The success of The Pink Panther (1963) created a new comic favourite in the accident-prone form of Peter Sellers’ Inspector Clouseau of the Paris Surete, so a sequel was inevitable. But this is where the Clouseau character was properly invented, along with his driven-to-distraction boss, Dreyfus.
Clouseau lurches towards the solution of a murder mystery adapted from plays by Harry Kurnitz and Marcel Achard, and by trying to clear saucy French chambermaid Maria Gambrelli (Elke Sommer) of shooting her Spanish lover leaves a trail of additional bodies in his wake – before finding that all is revealed in a nudist camp.

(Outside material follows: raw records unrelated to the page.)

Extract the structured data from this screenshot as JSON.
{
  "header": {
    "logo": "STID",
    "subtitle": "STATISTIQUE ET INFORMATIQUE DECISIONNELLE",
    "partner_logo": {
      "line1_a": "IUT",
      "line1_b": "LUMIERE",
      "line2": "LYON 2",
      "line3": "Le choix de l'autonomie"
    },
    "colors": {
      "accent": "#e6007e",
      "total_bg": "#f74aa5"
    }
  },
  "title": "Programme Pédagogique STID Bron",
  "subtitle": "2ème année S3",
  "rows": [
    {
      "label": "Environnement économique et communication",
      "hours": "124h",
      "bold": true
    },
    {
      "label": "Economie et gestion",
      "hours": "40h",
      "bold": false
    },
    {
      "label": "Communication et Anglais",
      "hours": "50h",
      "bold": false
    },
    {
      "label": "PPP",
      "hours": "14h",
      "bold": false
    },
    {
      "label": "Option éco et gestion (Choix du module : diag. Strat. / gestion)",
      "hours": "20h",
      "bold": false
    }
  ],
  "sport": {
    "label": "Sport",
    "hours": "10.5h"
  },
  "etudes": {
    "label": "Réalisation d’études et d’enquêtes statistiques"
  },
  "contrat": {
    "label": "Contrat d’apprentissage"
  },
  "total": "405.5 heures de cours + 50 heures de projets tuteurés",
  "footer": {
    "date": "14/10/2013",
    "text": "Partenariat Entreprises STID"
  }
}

Suspecting the true killer is a jealous man who would rather kill than see Maria with another, Clouseau takes her on a tour of French nightclubs, using himself as bait and sure that the killer will strike.
And strike he does . . . no less than seven times. Unfortunately, Clouseau doesn’t notice the dead bodies left in his wake. Each an innocent unsuspecting bystander who was mistaken for him.
“Give me ten men like Clouseau and I could destroy the world,” blurts his bewildered boss Herbert Lom.
A Shot In The Dark still stands up better than Austin Powers (1997) – and doesn’t require constant winks to the camera to work.